Accelerating Improvement in Medical Education and Delivery

AI-MED is a research study that deploys conversational simulated standardized patients (SSPs) via large language models. It is developed and maintained by researchers at Harvard University for use in academic research partnerships.

David Duong
David Duong, MD, MPH Harvard Medical School
Program in Global Primary Health Care
Benjamin Daniels
Benjamin Daniels, MSc Harvard T.H. Chan School of Public Health
Department of Global Health and Population

Background

Standardized patients — trained actors presenting scripted clinical scenarios — are a key tool for measuring the technical quality of health care delivery (Daniels et al., 2023; Das et al., 2022).
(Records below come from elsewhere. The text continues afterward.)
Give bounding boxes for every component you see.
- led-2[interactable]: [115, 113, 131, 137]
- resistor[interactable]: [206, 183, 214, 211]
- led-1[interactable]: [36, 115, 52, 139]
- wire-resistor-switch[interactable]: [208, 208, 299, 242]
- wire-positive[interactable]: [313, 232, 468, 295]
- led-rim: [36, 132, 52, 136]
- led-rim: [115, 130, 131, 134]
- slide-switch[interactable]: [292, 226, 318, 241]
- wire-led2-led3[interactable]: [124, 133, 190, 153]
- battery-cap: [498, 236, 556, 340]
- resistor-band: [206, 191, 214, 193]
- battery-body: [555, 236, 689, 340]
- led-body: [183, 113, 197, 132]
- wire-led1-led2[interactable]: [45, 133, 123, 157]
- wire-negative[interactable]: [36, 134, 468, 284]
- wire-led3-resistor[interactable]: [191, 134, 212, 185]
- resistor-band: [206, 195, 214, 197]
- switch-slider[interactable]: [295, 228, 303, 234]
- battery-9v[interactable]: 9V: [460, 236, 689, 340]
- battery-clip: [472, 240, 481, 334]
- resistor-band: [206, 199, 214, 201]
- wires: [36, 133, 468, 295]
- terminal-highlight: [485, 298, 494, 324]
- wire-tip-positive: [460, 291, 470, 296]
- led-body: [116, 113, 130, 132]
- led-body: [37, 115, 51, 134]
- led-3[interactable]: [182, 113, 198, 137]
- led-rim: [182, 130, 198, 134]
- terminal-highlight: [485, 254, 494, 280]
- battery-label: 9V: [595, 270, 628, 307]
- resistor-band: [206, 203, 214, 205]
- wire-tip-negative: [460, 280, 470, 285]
AI-MED extends this methodology into the digital domain, enabling at-scale deployment of interactive, pre-scripted patient simulations without the logistical constraints of in-person enumerators (Zhang et al., 2026).

Methodology

A provider opens a session and is presented with a simulated patient's initial complaint -- for example, "Doctor, I have been having a headache off and on for a while now." Providers then conduct natural-language clinical interviews with these LLM-driven patients generated from structured case vignettes, then submit diagnoses and other reactions through standardized survey instruments. Conversation transcripts and form responses are evaluated against clinical rubrics.